Recent studies have explored new approaches for generating medical text from images or findings, ranging from pretraining to Reinforcement Learning, and leveraging expert annotations. However, a potential game changer in the field is the integration of GPT models in pipelines for generating factually correct medical text for research or production purposes.

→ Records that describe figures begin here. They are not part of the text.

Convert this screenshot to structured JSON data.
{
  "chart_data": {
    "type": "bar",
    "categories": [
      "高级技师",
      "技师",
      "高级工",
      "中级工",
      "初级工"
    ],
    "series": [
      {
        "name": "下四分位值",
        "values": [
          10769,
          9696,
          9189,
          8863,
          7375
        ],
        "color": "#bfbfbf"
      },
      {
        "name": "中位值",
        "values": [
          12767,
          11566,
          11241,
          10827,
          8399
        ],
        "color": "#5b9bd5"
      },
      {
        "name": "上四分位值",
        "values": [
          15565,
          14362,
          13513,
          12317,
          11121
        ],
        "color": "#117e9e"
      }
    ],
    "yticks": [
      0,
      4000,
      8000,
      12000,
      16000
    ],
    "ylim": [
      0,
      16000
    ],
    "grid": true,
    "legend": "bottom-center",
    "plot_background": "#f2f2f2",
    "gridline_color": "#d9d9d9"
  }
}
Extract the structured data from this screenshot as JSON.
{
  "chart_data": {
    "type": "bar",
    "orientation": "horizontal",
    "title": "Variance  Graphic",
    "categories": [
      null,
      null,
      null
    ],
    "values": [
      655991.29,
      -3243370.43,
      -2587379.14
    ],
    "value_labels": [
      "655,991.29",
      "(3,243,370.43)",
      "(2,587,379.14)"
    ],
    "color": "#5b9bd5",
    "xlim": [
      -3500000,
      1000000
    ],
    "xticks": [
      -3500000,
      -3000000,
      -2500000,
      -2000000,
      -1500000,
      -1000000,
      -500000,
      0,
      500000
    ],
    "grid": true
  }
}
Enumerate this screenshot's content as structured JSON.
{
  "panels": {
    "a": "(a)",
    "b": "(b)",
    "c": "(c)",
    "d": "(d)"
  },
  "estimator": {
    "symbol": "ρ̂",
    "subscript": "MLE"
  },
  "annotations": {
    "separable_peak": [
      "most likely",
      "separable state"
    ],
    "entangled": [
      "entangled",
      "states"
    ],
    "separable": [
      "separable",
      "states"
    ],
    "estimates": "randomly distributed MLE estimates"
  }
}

IBIIS & AIMI Seminar: Why AI Should Replace Radiologists @ ZOOM:
IBIIS & AIMI Seminar: Why AI Should Replace Radiologists
Nov 15 @ 9:00 am – 10:00 am ZOOM:

Bram van Ginneken, PhD
Professor of Medical Image Analysis
Chair of the Diagnostic Image Analysis Group
Radboud University Medical Center

Title: Why AI Should Replace Radiologists

In this talk, I will provide arguments for the thesis that nearly all diagnostic radiology could be performed by computers and that the notion that AI will not replace radiologists is only temporarily true. Some well-known and lesser-known examples of AI systems analyzing medical images with a stand-alone performance on par or beyond human experts will be presented. I will show that systems built by academia, in collaborative efforts, may even outperform commercially available systems. Next, I will sketch a way forward to implement automated diagnostic radiology and argue that  this is needed to keep healthcare affordable in societies wrestling with aging populations. Some pitfalls, like excessive demands for trials, will be discussed. The key to success is to convince radiologists to take the lead in this process. They need to collaborate with AI developers, but AI developers and the medical device industry should not lead this process. Radiologists should, in fact, stop training radiologists, and instead, start training machines.